Total cost with swap is higher because each customer pays for more than one battery and also pays for the swapping stations. There are other costs, too, such as loss of flexibility in pack placement. These extra costs provide extended range (whether you want it or not). A small engine, e.g. Chevy Volt, also provides extended range with a dramatically smaller battery pack and no need for a $321 billion infrastructure buildout. But perhaps customers will pay extra for 100% electric operation. Time will tell.


I am a cheerful person.. I just also happen to be EVIL.. minded some times. There are all sorts of evil things I could do with a system like this.


Here's another idea for getting long range out of a BEV-


The battery swap schemes may just be another barrier to entry monopoly. It is not like a Jiffy Lube franchise, it is more like oil company filling stations and a utility. They would need standardization for others to compete and that does not lend itself to dominating the market.



' This program does nothing to "take the battery cost out of the BEV" '

Ultimately, that is true. I concur. However it does take *upfront* battery cost out of the BEV. This allows BEV to compare/compete with ICE cars in a much more LEVEL playing field. Put it another way, would you buy a $25K Camry for $43K and never have to pay for gas again for 150K miles (25mpg; $3/gal - how about $4/gal, or $8/gal in Europe and Isreal)?

BEV, as it stands without Better Place, can't compete effectively yet, exactly because of battery cost, or "included fuel cost", even with all the other important advantages and benefits.

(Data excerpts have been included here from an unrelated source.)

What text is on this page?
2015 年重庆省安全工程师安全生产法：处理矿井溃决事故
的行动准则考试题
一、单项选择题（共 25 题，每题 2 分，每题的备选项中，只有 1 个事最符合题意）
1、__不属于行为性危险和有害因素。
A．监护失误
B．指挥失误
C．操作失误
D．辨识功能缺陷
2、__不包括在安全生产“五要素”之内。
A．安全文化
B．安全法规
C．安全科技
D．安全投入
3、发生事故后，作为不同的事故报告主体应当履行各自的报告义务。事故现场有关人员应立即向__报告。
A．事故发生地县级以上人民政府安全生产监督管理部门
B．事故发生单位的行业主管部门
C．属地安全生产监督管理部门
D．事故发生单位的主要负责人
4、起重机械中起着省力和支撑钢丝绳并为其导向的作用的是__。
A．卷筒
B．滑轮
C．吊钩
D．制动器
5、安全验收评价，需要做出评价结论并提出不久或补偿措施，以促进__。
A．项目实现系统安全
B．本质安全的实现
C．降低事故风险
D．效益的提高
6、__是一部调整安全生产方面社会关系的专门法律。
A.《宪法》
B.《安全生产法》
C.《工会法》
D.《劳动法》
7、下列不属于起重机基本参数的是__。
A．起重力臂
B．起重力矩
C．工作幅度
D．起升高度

Range is another detriment to BEV, but BP has that covered too. Also, battery cost will likely go down vs gasoline prices.


BTW doggydogworld:

With the Volt, you're paying THREE separate monthly payments: Car payment, electricity, and gasoline, and you're paying extra upfront for the 40miles battery.

Henry Gibson

AC propusion proved that lead batteries could be used in an electric car that had a range extender. Yes the cost of the battery is high. No the battery does not have to be the lightest longest range. Yes the range extender can work at xx thousand RPM for high power when needed. No. It does not need super high efficiency, but yes; it will be more efficient than a the average use of an automotive ICE, and it will not be used much. ZEBRA batteries have the range of many lithium batteries and have been use tested for more than 10 years. Yes they can become far less expensive if subject to mass manufacturing. Yes they can be made higher power. No I dont't get paid by MES-DEA. Yet! Yes they must be plugged in every other day or so. No they will not catch fire. Using very old technology may make a cheaper electric plug in hybrid. Motors with brushes are still demanded by some railroads. A very efficient diesel electric locomotive can be made without a single power semiconductor. ..HG..


Getting stuck without a minimum range isn't going to happen with leased batteries, because the batteries will be retired from vehicular use before they degrade that far.  But they won't be recycled at that point; they will have a second life doing utility load-levelling.  The total cost of the battery may go half to vehicular use and half to utility use; neither one pays by itself, but together they are profitable.


There are other ways to make BEV affordable: lease the car or the battery pack instead of selling it. Or guanrantee it: if it can't do 100 miles and is less than 5 years old, you have another one for free.